Image: Cross-section of the human liver (Photo courtesy of Wikimedia Commons).
Researchers have identified a stem cell line that is responsible for the generation of liver cells (hepatocytes), which are constantly required to maintain the health of the organ.

Working with mice, investigators at Stanford University (Palo Alto, CA, USA) traced the lineage of hepatocytes by determining expression of the Wnt-responsive gene Axin2 (axis inhibition protein 2). The WNT gene family consists of structurally related genes that encode secreted signaling proteins. These proteins have been implicated in oncogenesis and in several developmental processes, including regulation of cell fate and patterning during embryogenesis.

The investigators reported in the August 5, 2015, online edition of the journal Nature that they had identified a population of proliferating and self-renewing cells adjacent to the central vein in the liver lobule.

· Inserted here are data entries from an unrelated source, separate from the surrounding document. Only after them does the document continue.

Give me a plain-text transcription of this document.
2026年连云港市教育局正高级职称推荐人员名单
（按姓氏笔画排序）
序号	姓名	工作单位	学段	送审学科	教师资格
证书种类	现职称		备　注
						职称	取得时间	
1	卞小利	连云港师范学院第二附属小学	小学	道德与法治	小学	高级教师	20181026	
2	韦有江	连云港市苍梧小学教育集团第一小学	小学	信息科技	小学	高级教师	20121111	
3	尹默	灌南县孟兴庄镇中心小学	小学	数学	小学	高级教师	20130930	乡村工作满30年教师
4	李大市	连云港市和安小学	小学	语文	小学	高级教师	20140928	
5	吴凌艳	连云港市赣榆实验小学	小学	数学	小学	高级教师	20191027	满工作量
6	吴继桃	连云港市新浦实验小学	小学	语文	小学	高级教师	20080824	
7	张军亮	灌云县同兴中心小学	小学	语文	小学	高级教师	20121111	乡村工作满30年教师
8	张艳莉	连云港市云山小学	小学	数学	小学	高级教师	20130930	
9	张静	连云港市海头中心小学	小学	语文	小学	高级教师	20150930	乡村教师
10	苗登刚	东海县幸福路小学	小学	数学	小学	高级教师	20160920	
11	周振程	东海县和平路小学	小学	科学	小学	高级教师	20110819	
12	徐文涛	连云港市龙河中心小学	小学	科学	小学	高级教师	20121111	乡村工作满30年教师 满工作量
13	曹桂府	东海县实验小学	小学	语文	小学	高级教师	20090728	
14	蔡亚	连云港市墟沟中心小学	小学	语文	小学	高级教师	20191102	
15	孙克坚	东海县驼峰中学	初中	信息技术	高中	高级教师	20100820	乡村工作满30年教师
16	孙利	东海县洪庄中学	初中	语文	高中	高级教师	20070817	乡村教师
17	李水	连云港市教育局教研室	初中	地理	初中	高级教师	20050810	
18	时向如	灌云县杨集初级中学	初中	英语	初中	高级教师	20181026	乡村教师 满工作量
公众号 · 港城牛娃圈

These pericentral cells expressed the early liver progenitor marker Tbx3 (T-box 3), were diploid, and thereby differed from mature hepatocytes, which are mostly polyploid. The descendants of pericentral cells differentiated into Tbx3-negative, polyploid hepatocytes, and could replace all hepatocytes along the liver lobule during homeostatic renewal. The population of liver stem cells was maintained by Wnt signals provided by endothelial cells in the adjacent central vein.

"We have solved a very old problem," said senior author Dr. Roel Nusse, professor of developmental biology at Stanford University. "We have shown that like other tissues that need to replace lost cells, the liver has stem cells that both proliferate and give rise to mature cells, even in the absence of injury or disease. Differentiated hepatocytes have amplified their chromosomes. That is, the cells have more than the usual two copies of every chromosome. This enables the cells to make more proteins, but it really compromises their ability to divide."